Author Archive

April 26th, 2010

When Freedom Talks, People Listen

Posted in: Our Clients
Kirk_Boyd_Author_Photo-sfappeal

Two weeks ago, a book that could change your life was released. Sound like a hefty claim? Not according to J. Kirk Boyd, author of 2048: Humanity’s Agreement to Live Together. Kirk’s claim, precisely, is that your life and the lives of every human being on the planet will change by the year 2048.  This is the year that, according to the book, mankind will implement an International Bill of Human Rights, designed to fully realize the freedoms we are born with. And apparently, Kirk isn’t the only one who believes this is possible—far from it. Last week, 2048, Kirk’s debut book, climbed all the way to an impressive #2 on the San Francisco Chronicle’s NCIBA/IndieBound Bestseller List.
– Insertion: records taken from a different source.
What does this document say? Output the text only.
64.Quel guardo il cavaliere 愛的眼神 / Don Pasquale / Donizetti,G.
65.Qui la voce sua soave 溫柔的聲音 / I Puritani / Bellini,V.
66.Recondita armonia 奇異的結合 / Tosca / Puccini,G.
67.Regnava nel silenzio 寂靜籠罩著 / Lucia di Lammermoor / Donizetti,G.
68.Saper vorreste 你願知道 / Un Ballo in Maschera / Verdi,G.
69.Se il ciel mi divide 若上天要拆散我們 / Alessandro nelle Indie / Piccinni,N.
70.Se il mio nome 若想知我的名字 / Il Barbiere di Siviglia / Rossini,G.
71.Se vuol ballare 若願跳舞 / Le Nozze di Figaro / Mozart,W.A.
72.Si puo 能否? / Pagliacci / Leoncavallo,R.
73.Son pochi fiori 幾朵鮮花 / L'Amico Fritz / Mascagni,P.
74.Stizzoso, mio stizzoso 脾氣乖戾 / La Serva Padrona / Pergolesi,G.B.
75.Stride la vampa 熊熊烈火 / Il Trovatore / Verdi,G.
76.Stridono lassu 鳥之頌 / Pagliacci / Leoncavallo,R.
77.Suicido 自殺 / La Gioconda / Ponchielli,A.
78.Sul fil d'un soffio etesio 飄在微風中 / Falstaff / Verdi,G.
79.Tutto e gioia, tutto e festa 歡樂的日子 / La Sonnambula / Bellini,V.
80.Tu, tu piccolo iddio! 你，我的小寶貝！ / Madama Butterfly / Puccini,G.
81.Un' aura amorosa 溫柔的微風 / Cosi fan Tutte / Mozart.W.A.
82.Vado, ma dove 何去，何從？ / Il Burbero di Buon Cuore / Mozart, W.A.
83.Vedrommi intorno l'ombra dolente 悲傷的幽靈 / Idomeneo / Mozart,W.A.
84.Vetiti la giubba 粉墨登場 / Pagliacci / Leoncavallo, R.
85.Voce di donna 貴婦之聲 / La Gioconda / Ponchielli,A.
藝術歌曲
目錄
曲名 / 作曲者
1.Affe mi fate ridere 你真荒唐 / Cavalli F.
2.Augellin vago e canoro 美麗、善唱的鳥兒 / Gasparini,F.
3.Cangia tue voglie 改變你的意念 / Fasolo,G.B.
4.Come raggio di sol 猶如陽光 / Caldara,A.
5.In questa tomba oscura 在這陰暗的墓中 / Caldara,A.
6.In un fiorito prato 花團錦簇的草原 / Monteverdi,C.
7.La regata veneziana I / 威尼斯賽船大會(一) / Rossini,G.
The exciting announcement comes on the heels of a weeklong tour through the Bay Area, during which Kirk conversed with attendees and sought input on the document he feels can be a reality by the year 2048, the 100th anniversary of the UN’s Universal Declaration of Human Rights, a major inspiration behind the book. Through 2048, Kirk hopes to fulfill the dreams of Eleanor Roosevelt and many others who imagined a world in which human rights are globally protected.

Kirk recently returned from a mini-tour of Canada, and plans are in the works for an extensive East Coast tour in the fall. In the meantime, he encourages people to visit the website of the 2048 Project and contribute their insights and feedback on the current draft of the Bill. For Kirk, the key to successfully creating a more just society is the participation of as many people, from as many walks of life as possible.

We at ELISE extend our heartfelt congratulations to Kirk, who is changing the world one book at a time.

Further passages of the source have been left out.